We focus on the unconstrained multi-objective optimization problems, where the loss functions are differentiable. Methods to solve such problems can use gradients of individual losses. Besides the weighting sum method that is typically used in applications [liu2016gradient], the modifications of the standard methods for single-objective optimization problems are proposed. For example, the steepest descent method for multi-objective optimization problems is proposed in [fliege2000steepest]. This method requires solving the auxiliary optimization problem in every iteration to get descent direction, which is similar to MGDA. Extension of this approach to the problems with box constraints is presented in [miglierina2008box]. Also, there is given the interpretation of multi-objective optimization problems from the dynamical system theory perspective. Further, the proximal method to solve multi-objective optimization problems is proposed in [bonnel2005proximal], but without any numerical comparison with other methods. One more approach to solving multi-objective problems is the generalized homotopy approach [hillermeier2001generalized]. It represents Pareto-optimal points as a differentiable manifold and generates new Pareto-optimal points through numerical evaluation of a local chart of this manifold.

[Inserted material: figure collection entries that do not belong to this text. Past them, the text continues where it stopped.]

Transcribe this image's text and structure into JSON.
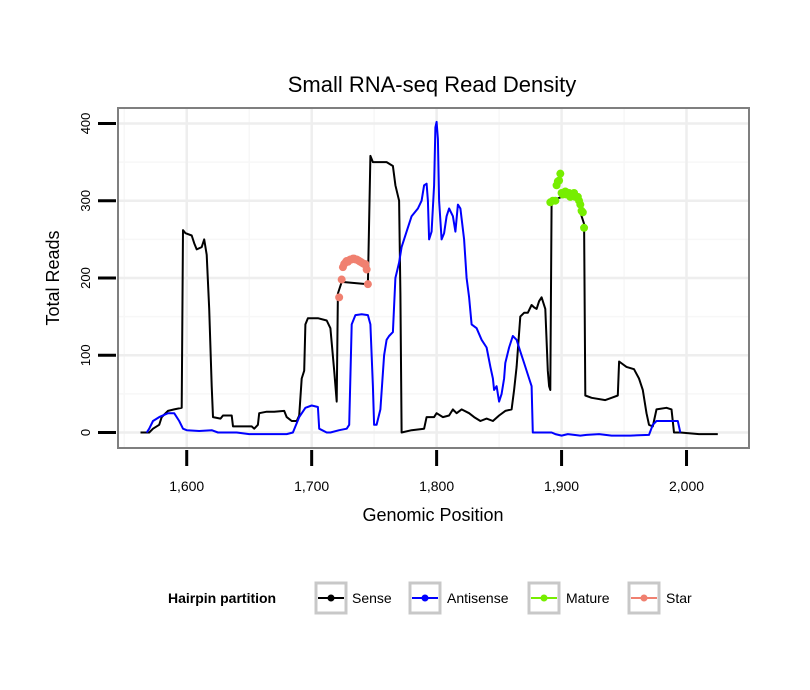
{
  "chart_data": {
    "type": "line",
    "title": "Small RNA-seq Read Density",
    "xlabel": "Genomic Position",
    "ylabel": "Total Reads",
    "xlim": [
      1545,
      2050
    ],
    "ylim": [
      -20,
      420
    ],
    "x_ticks": [
      1600,
      1700,
      1800,
      1900,
      2000
    ],
    "x_tick_labels": [
      "1,600",
      "1,700",
      "1,800",
      "1,900",
      "2,000"
    ],
    "y_ticks": [
      0,
      100,
      200,
      300,
      400
    ],
    "y_tick_labels": [
      "0",
      "100",
      "200",
      "300",
      "400"
    ],
    "grid": true,
    "legend": {
      "title": "Hairpin partition",
      "position": "bottom",
      "entries": [
        "Sense",
        "Antisense",
        "Mature",
        "Star"
      ]
    },
    "series": [
      {
        "name": "Sense",
        "color": "#000000",
        "style": "line",
        "points": [
          [
            1563,
            0
          ],
          [
            1570,
            0
          ],
          [
            1573,
            5
          ],
          [
            1578,
            10
          ],
          [
            1580,
            20
          ],
          [
            1585,
            28
          ],
          [
            1590,
            30
          ],
          [
            1596,
            32
          ],
          [
            1597,
            262
          ],
          [
            1599,
            258
          ],
          [
            1604,
            255
          ],
          [
            1606,
            245
          ],
          [
            1608,
            237
          ],
          [
            1612,
            240
          ],
          [
            1614,
            250
          ],
          [
            1616,
            230
          ],
          [
            1618,
            160
          ],
          [
            1620,
            60
          ],
          [
            1621,
            20
          ],
          [
            1627,
            18
          ],
          [
            1629,
            22
          ],
          [
            1636,
            22
          ],
          [
            1637,
            8
          ],
          [
            1652,
            8
          ],
          [
            1654,
            5
          ],
          [
            1657,
            10
          ],
          [
            1658,
            25
          ],
          [
            1664,
            27
          ],
          [
            1670,
            27
          ],
          [
            1678,
            28
          ],
          [
            1680,
            20
          ],
          [
            1684,
            15
          ],
          [
            1688,
            15
          ],
          [
            1690,
            22
          ],
          [
            1692,
            70
          ],
          [
            1694,
            80
          ],
          [
            1695,
            140
          ],
          [
            1697,
            148
          ],
          [
            1705,
            148
          ],
          [
            1712,
            145
          ],
          [
            1715,
            135
          ],
          [
            1718,
            80
          ],
          [
            1720,
            40
          ],
          [
            1721,
            180
          ],
          [
            1724,
            195
          ],
          [
            1745,
            192
          ],
          [
            1747,
            358
          ],
          [
            1749,
            350
          ],
          [
            1760,
            350
          ],
          [
            1765,
            345
          ],
          [
            1767,
            320
          ],
          [
            1770,
            300
          ],
          [
            1771,
            180
          ],
          [
            1772,
            0
          ],
          [
            1780,
            3
          ],
          [
            1790,
            5
          ],
          [
            1792,
            20
          ],
          [
            1798,
            20
          ],
          [
            1800,
            25
          ],
          [
            1805,
            20
          ],
          [
            1810,
            22
          ],
          [
            1813,
            30
          ],
          [
            1816,
            25
          ],
          [
            1820,
            30
          ],
          [
            1826,
            25
          ],
          [
            1830,
            20
          ],
          [
            1835,
            15
          ],
          [
            1840,
            18
          ],
          [
            1845,
            15
          ],
          [
            1850,
            22
          ],
          [
            1855,
            28
          ],
          [
            1860,
            30
          ],
          [
            1862,
            55
          ],
          [
            1864,
            85
          ],
          [
            1867,
            150
          ],
          [
            1870,
            155
          ],
          [
            1873,
            155
          ],
          [
            1876,
            165
          ],
          [
            1878,
            162
          ],
          [
            1880,
            160
          ],
          [
            1882,
            170
          ],
          [
            1884,
            175
          ],
          [
            1887,
            160
          ],
          [
            1889,
            80
          ],
          [
            1890,
            60
          ],
          [
            1891,
            55
          ],
          [
            1892,
            300
          ],
          [
            1900,
            305
          ],
          [
            1912,
            310
          ],
          [
            1916,
            280
          ],
          [
            1918,
            270
          ],
          [
            1919,
            48
          ],
          [
            1924,
            45
          ],
          [
            1935,
            42
          ],
          [
            1940,
            45
          ],
          [
            1945,
            48
          ],
          [
            1946,
            92
          ],
          [
            1952,
            85
          ],
          [
            1958,
            82
          ],
          [
            1962,
            70
          ],
          [
            1965,
            55
          ],
          [
            1968,
            25
          ],
          [
            1970,
            10
          ],
          [
            1973,
            8
          ],
          [
            1976,
            30
          ],
          [
            1984,
            32
          ],
          [
            1988,
            30
          ],
          [
            1990,
            0
          ],
          [
            1995,
            0
          ],
          [
            2010,
            -2
          ],
          [
            2025,
            -2
          ]
        ]
      },
      {
        "name": "Antisense",
        "color": "#0000ff",
        "style": "line",
        "points": [
          [
            1568,
            0
          ],
          [
            1570,
            5
          ],
          [
            1573,
            15
          ],
          [
            1578,
            20
          ],
          [
            1585,
            25
          ],
          [
            1590,
            25
          ],
          [
            1594,
            15
          ],
          [
            1597,
            5
          ],
          [
            1600,
            3
          ],
          [
            1610,
            2
          ],
          [
            1620,
            3
          ],
          [
            1625,
            0
          ],
          [
            1640,
            0
          ],
          [
            1650,
            -2
          ],
          [
            1660,
            -2
          ],
          [
            1670,
            -2
          ],
          [
            1680,
            -2
          ],
          [
            1685,
            0
          ],
          [
            1690,
            20
          ],
          [
            1695,
            32
          ],
          [
            1700,
            35
          ],
          [
            1705,
            33
          ],
          [
            1706,
            5
          ],
          [
            1712,
            0
          ],
          [
            1715,
            0
          ],
          [
            1722,
            3
          ],
          [
            1728,
            5
          ],
          [
            1730,
            10
          ],
          [
            1732,
            140
          ],
          [
            1735,
            152
          ],
          [
            1740,
            153
          ],
          [
            1745,
            152
          ],
          [
            1747,
            140
          ],
          [
            1749,
            60
          ],
          [
            1750,
            10
          ],
          [
            1752,
            10
          ],
          [
            1755,
            30
          ],
          [
            1758,
            100
          ],
          [
            1760,
            120
          ],
          [
            1762,
            125
          ],
          [
            1765,
            130
          ],
          [
            1767,
            200
          ],
          [
            1770,
            220
          ],
          [
            1772,
            240
          ],
          [
            1776,
            260
          ],
          [
            1780,
            280
          ],
          [
            1785,
            290
          ],
          [
            1788,
            300
          ],
          [
            1790,
            320
          ],
          [
            1792,
            322
          ],
          [
            1793,
            300
          ],
          [
            1794,
            250
          ],
          [
            1796,
            260
          ],
          [
            1798,
            320
          ],
          [
            1799,
            395
          ],
          [
            1800,
            402
          ],
          [
            1801,
            380
          ],
          [
            1802,
            300
          ],
          [
            1804,
            250
          ],
          [
            1806,
            258
          ],
          [
            1808,
            280
          ],
          [
            1810,
            290
          ],
          [
            1813,
            280
          ],
          [
            1815,
            260
          ],
          [
            1817,
            295
          ],
          [
            1819,
            290
          ],
          [
            1822,
            250
          ],
          [
            1824,
            200
          ],
          [
            1826,
            175
          ],
          [
            1828,
            140
          ],
          [
            1832,
            135
          ],
          [
            1836,
            120
          ],
          [
            1840,
            110
          ],
          [
            1843,
            85
          ],
          [
            1845,
            70
          ],
          [
            1846,
            55
          ],
          [
            1848,
            60
          ],
          [
            1850,
            40
          ],
          [
            1852,
            50
          ],
          [
            1854,
            70
          ],
          [
            1855,
            90
          ],
          [
            1858,
            110
          ],
          [
            1861,
            125
          ],
          [
            1864,
            120
          ],
          [
            1867,
            105
          ],
          [
            1870,
            90
          ],
          [
            1874,
            70
          ],
          [
            1876,
            60
          ],
          [
            1877,
            0
          ],
          [
            1883,
            0
          ],
          [
            1888,
            0
          ],
          [
            1892,
            0
          ],
          [
            1895,
            -2
          ],
          [
            1900,
            -4
          ],
          [
            1905,
            -2
          ],
          [
            1910,
            -3
          ],
          [
            1915,
            -4
          ],
          [
            1920,
            -3
          ],
          [
            1930,
            -2
          ],
          [
            1940,
            -4
          ],
          [
            1955,
            -4
          ],
          [
            1970,
            -3
          ],
          [
            1973,
            10
          ],
          [
            1976,
            15
          ],
          [
            1984,
            15
          ],
          [
            1990,
            15
          ],
          [
            1993,
            15
          ],
          [
            1995,
            0
          ]
        ]
      },
      {
        "name": "Mature",
        "color": "#76ee00",
        "style": "points",
        "points": [
          [
            1891,
            298
          ],
          [
            1893,
            300
          ],
          [
            1895,
            300
          ],
          [
            1896,
            320
          ],
          [
            1897,
            325
          ],
          [
            1898,
            326
          ],
          [
            1899,
            335
          ],
          [
            1900,
            310
          ],
          [
            1901,
            308
          ],
          [
            1902,
            310
          ],
          [
            1903,
            312
          ],
          [
            1904,
            308
          ],
          [
            1905,
            310
          ],
          [
            1906,
            310
          ],
          [
            1907,
            305
          ],
          [
            1908,
            306
          ],
          [
            1909,
            308
          ],
          [
            1910,
            310
          ],
          [
            1911,
            305
          ],
          [
            1912,
            305
          ],
          [
            1913,
            305
          ],
          [
            1914,
            300
          ],
          [
            1915,
            295
          ],
          [
            1916,
            287
          ],
          [
            1917,
            285
          ],
          [
            1918,
            265
          ]
        ]
      },
      {
        "name": "Star",
        "color": "#f08070",
        "style": "points",
        "points": [
          [
            1722,
            175
          ],
          [
            1724,
            198
          ],
          [
            1725,
            214
          ],
          [
            1726,
            218
          ],
          [
            1727,
            220
          ],
          [
            1728,
            222
          ],
          [
            1729,
            221
          ],
          [
            1730,
            223
          ],
          [
            1731,
            224
          ],
          [
            1732,
            224
          ],
          [
            1733,
            225
          ],
          [
            1734,
            225
          ],
          [
            1735,
            224
          ],
          [
            1736,
            224
          ],
          [
            1737,
            223
          ],
          [
            1738,
            222
          ],
          [
            1739,
            221
          ],
          [
            1740,
            220
          ],
          [
            1741,
            219
          ],
          [
            1742,
            218
          ],
          [
            1743,
            218
          ],
          [
            1744,
            211
          ],
          [
            1745,
            192
          ]
        ]
      }
    ]
  }
}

This study considers multi-objective optimization problems, where loss functions are of different scales. To solve problems with such property, we propose the Equiangular Direction Method (EDM) and proof that it guarantees equal relative decrease of every loss function. Thus, EDM is robust to multi-scale losses. We illustrate the performance of the EDM in solving the imbalanced classification and multi-task learning problems. The proposed method provides the highest test accuracy compared with other approaches to solve considered problems.